Despite rich literature focused on survival extrapolation, few studies evaluated the impacts of model selection on economic evaluations for cancer immunotherapy. Several items including the immature survival data and the long-term extrapolation which may lead to high uncertainty in economic evaluations of cancer immunotherapy still need to be examined when using flexible models [19]. In this work, we aimed to evaluate the GOF and extrapolation performance of different modeling technologies through a case study of Checkmate 067. We present the results of the model differences in extrapolated survival outcomes, and the resulting structural uncertainties in economic evaluation. Further recommendations on how to deal with immature data and model selection through this case study are also provided.

2 Methods

The study process for this article is shown in Fig. 1. All algorithms for fit, extrapolation, and economic evaluation in this study were implemented in R (version 4.0.2, https://www.r-project.org/). R Codes for reproducing this study can be found on GitHub (https://github.com/TaihangShao/uncertainty-of-CEA-flexible-extrapolation-techniques).

Fig. 1
figure 1

Flow chart of study process. AIC Akaike information criterion, ICER incremental cost-effectiveness ratio, IPD individual patient data, MSE mean squared errors

2.1 Clinical Data Sources

The clinic trial selected for this research was Checkmate 067 (a phase III, randomized, double-blind study of nivolumab monotherapy or nivolumab plus ipilimumab versus ipilimumab monotherapy in subjects with previously untreated unresectable or metastatic melanoma) because it has the longest survival data so far for cancer immunotherapy [23, 24]. We extracted both progression-free (PFS) and OS data of nivolumab plus ipilimumab (NI) and ipilimumab (I) from this study. IPD was obtained through reconstruction. Results published in 2017 with 3 years of data (with a minimum follow-up of 36 months) [24] and 2021 with 6.5 years (minimum follow-up of 77 months) [23] were all included to test model performance with data maturity. The 3-year data were used for fit and extrapolation (considered immature in this study) [24], while the 6.5-year data were used for fit and validation (considered mature in this study) [23]. The hypothesis here is that the data was immature when the median OS was not reached, and vice versa.
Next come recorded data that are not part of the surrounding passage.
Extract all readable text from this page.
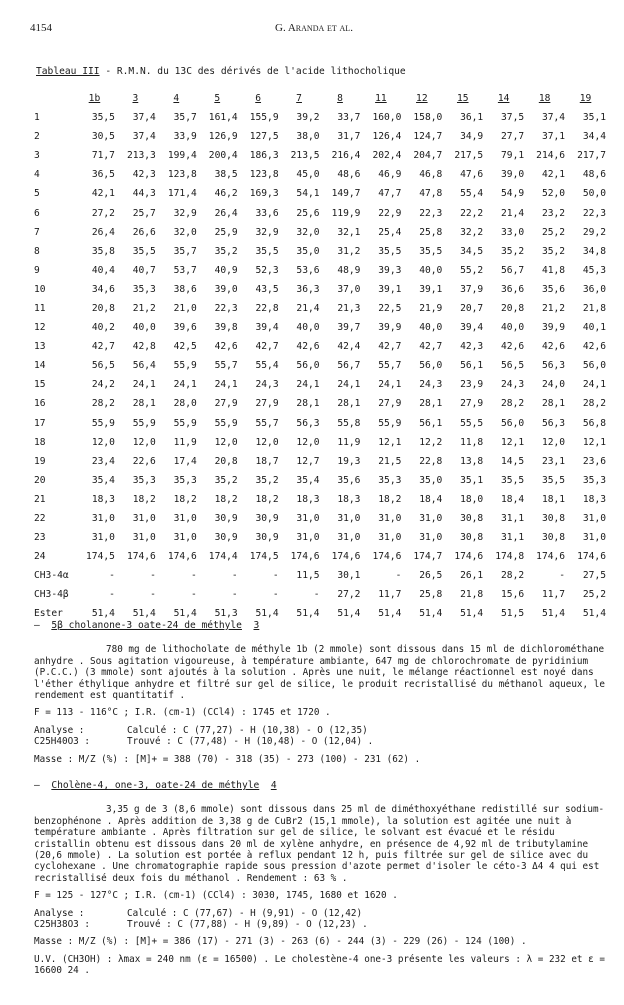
4154	G. Aranda et al.
Tableau III - R.M.N. du 13C des dérivés de l'acide lithocholique
	1b	3	4	5	6	7	8	11	12	15	14	18	19
1	35,5	37,4	35,7	161,4	155,9	39,2	33,7	160,0	158,0	36,1	37,5	37,4	35,1
2	30,5	37,4	33,9	126,9	127,5	38,0	31,7	126,4	124,7	34,9	27,7	37,1	34,4
3	71,7	213,3	199,4	200,4	186,3	213,5	216,4	202,4	204,7	217,5	79,1	214,6	217,7
4	36,5	42,3	123,8	38,5	123,8	45,0	48,6	46,9	46,8	47,6	39,0	42,1	48,6
5	42,1	44,3	171,4	46,2	169,3	54,1	149,7	47,7	47,8	55,4	54,9	52,0	50,0
6	27,2	25,7	32,9	26,4	33,6	25,6	119,9	22,9	22,3	22,2	21,4	23,2	22,3
7	26,4	26,6	32,0	25,9	32,9	32,0	32,1	25,4	25,8	32,2	33,0	25,2	29,2
8	35,8	35,5	35,7	35,2	35,5	35,0	31,2	35,5	35,5	34,5	35,2	35,2	34,8
9	40,4	40,7	53,7	40,9	52,3	53,6	48,9	39,3	40,0	55,2	56,7	41,8	45,3
10	34,6	35,3	38,6	39,0	43,5	36,3	37,0	39,1	39,1	37,9	36,6	35,6	36,0
11	20,8	21,2	21,0	22,3	22,8	21,4	21,3	22,5	21,9	20,7	20,8	21,2	21,8
12	40,2	40,0	39,6	39,8	39,4	40,0	39,7	39,9	40,0	39,4	40,0	39,9	40,1
13	42,7	42,8	42,5	42,6	42,7	42,6	42,4	42,7	42,7	42,3	42,6	42,6	42,6
14	56,5	56,4	55,9	55,7	55,4	56,0	56,7	55,7	56,0	56,1	56,5	56,3	56,0
15	24,2	24,1	24,1	24,1	24,3	24,1	24,1	24,1	24,3	23,9	24,3	24,0	24,1
16	28,2	28,1	28,0	27,9	27,9	28,1	28,1	27,9	28,1	27,9	28,2	28,1	28,2
17	55,9	55,9	55,9	55,9	55,7	56,3	55,8	55,9	56,1	55,5	56,0	56,3	56,8
18	12,0	12,0	11,9	12,0	12,0	12,0	11,9	12,1	12,2	11,8	12,1	12,0	12,1
19	23,4	22,6	17,4	20,8	18,7	12,7	19,3	21,5	22,8	13,8	14,5	23,1	23,6
20	35,4	35,3	35,3	35,2	35,2	35,4	35,6	35,3	35,0	35,1	35,5	35,5	35,3
21	18,3	18,2	18,2	18,2	18,2	18,3	18,3	18,2	18,4	18,0	18,4	18,1	18,3
22	31,0	31,0	31,0	30,9	30,9	31,0	31,0	31,0	31,0	30,8	31,1	30,8	31,0
23	31,0	31,0	31,0	30,9	30,9	31,0	31,0	31,0	31,0	30,8	31,1	30,8	31,0
24	174,5	174,6	174,6	174,4	174,5	174,6	174,6	174,6	174,7	174,6	174,8	174,6	174,6
CH3-4α	-	-	-	-	-	11,5	30,1	-	26,5	26,1	28,2	-	27,5
CH3-4β	-	-	-	-	-	-	27,2	11,7	25,8	21,8	15,6	11,7	25,2
Ester	51,4	51,4	51,4	51,3	51,4	51,4	51,4	51,4	51,4	51,4	51,5	51,4	51,4

— 5β cholanone-3 oate-24 de méthyle 3

780 mg de lithocholate de méthyle 1b (2 mmole) sont dissous dans 15 ml de dichlorométhane anhydre . Sous agitation vigoureuse, à température ambiante, 647 mg de chlorochromate de pyridinium (P.C.C.) (3 mmole) sont ajoutés à la solution . Après une nuit, le mélange réactionnel est noyé dans l'éther éthylique anhydre et filtré sur gel de silice, le produit recristallisé du méthanol aqueux, le rendement est quantitatif .

F = 113 - 116°C ; I.R. (cm-1) (CCl4) : 1745 et 1720 .

Analyse : C25H40O3 :
Calculé : C (77,27) - H (10,38) - O (12,35)
Trouvé : C (77,48) - H (10,48) - O (12,04) .

Masse : M/Z (%) : [M]+ = 388 (70) - 318 (35) - 273 (100) - 231 (62) .

— Cholène-4, one-3, oate-24 de méthyle 4

3,35 g de 3 (8,6 mmole) sont dissous dans 25 ml de diméthoxyéthane redistillé sur sodium-benzophénone . Après addition de 3,38 g de CuBr2 (15,1 mmole), la solution est agitée une nuit à température ambiante . Après filtration sur gel de silice, le solvant est évacué et le résidu cristallin obtenu est dissous dans 20 ml de xylène anhydre, en présence de 4,92 ml de tributylamine (20,6 mmole) . La solution est portée à reflux pendant 12 h, puis filtrée sur gel de silice avec du cyclohexane . Une chromatographie rapide sous pression d'azote permet d'isoler le céto-3 Δ4 4 qui est recristallisé deux fois du méthanol . Rendement : 63 % .

F = 125 - 127°C ; I.R. (cm-1) (CCl4) : 3030, 1745, 1680 et 1620 .

Analyse : C25H38O3 :
Calculé : C (77,67) - H (9,91) - O (12,42)
Trouvé : C (77,88) - H (9,89) - O (12,23) .

Masse : M/Z (%) : [M]+ = 386 (17) - 271 (3) - 263 (6) - 244 (3) - 229 (26) - 124 (100) .

U.V. (CH3OH) : λmax = 240 nm (ε = 16500) . Le cholestène-4 one-3 présente les valeurs : λ = 232 et ε = 16600 24 .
2.2 Model Fit, Extrapolation, and Validation

We used GetData Graph Digitizer (version 2.26) to extract survival plots from PFS and OS curves. Guyot’s method, as NICE recommended, was used to reconstruct individual patient data through the SurvHE package in R [25,26,27].

In this study, 3-year and 6.5-year survival data were both used to test the model GOF (as compared with the original KM data). We further extrapolated 3-year survival data to 6.5 years to compare the GOF with the original 6.5-year KM data, for the purpose of testing the model impact when only immature data is available.

The models used for fit and extrapolation in our study included standard parametric models (exponential, Weibull, Gompertz, lognormal, log-logistic, gamma, and generalized gamma distributions) and six flexible models (FP, RCS, RP, GAM, PMM, and MCM) [1]. Note that generalized gamma has three parameters that can assume a variety of hazard shapes (e.g., unimodal, monotonically increasing or decreasing, or bathtub) [19]. Landmark models that require patients’ response status for choosing a landmark time point were not included in this study since we only had summary data instead of detailed IPD information [17, 18]. For FP models, the best models for both first-order and second-order were included. For RP models, the best models for all three scales (‘odds’, ‘normal’, and ‘hazard’) were considered. For RCS, GAM, PMM, and MCM models, we only considered the models with the best performance. Therefore, we included a total of 16 models in the comparisons. Methodologies and details of implementing these modeling techniques are provided in Supplementary file 3 (see electronic supplementary material [ESM]).

GOF for specific types of models was checked by Akaike’s information criterion (AIC) and visual inspection. AIC is described by the following formula [28]:

$$ AIC = - 2\log L + 2k $$

L refers to the likelihood of the model and k refers to the number of parameters.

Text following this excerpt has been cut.